Außerdem wurden am Wochenende die Youtuber Arif Kocabıyık, Hasan Köksoy und Turan Kural verhaftet. Die Straßenreporter erreichten in den letzten Jahren Millionen Menschen und schufen eine Alternative für die herkömmlichen Medien, die nahezu allesamt unter der Kontrolle der Regierung stehen. Vor wenigen Tagen bezeichnete Präsident Recep Tayyip Erdoğan die sozialen Medien als „Gefahr für die Demokratie“.

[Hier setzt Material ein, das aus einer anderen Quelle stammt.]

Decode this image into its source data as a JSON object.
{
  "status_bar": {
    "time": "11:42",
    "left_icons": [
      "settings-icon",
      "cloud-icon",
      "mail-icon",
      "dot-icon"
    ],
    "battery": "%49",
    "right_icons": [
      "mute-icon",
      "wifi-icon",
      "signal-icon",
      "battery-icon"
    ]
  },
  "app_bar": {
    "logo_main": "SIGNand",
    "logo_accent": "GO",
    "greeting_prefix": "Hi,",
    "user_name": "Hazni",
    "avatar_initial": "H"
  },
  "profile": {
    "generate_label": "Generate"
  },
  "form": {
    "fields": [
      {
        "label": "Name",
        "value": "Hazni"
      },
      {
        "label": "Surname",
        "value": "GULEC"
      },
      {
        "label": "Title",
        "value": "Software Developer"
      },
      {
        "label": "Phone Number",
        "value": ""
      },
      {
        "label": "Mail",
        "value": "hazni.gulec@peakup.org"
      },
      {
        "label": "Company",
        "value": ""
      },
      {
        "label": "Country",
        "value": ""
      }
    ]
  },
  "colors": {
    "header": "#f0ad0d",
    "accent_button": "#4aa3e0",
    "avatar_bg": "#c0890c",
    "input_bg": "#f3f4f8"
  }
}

Mindestlohn-Debatte flammt wieder auf
Ausgelöst wurden die Proteste durch den stetigen Verfall der Landeswährung Lira (TL) und der hohen Inflation von mehr als 20 Prozent. In Istanbul etwa hat sich das Leben nach Angaben der Stadtverwaltung innerhalb eines Jahres um mehr als 50 Prozent verteuert. Den höchsten Preisanstieg verzeichnet demnach Sonnenblumenöl mit einem Plus von rund 138 Prozent. Der Generalsekretär der Gewerkschaft Disk, Adnan Serdaroğlu, warnte im Sender Halk TV: „Die Menschen verarmen.“ Er forderte eine deutliche Anhebung des monatlichen Mindestlohns von aktuell rund 3600 TL brutto (rund 230 Euro).
Hintergrund der Lira-Krise ist nach Ansicht von Kritikern unter anderem die Einmischung des türkischen Präsidenten in die Geldpolitik der Notenbank. Erdoğan drängt immer wieder auf niedrige Zinsen und vertritt entgegen gängiger volkswirtschaftlicher Lehre die Ansicht, hohe Zinsen förderten die Inflation.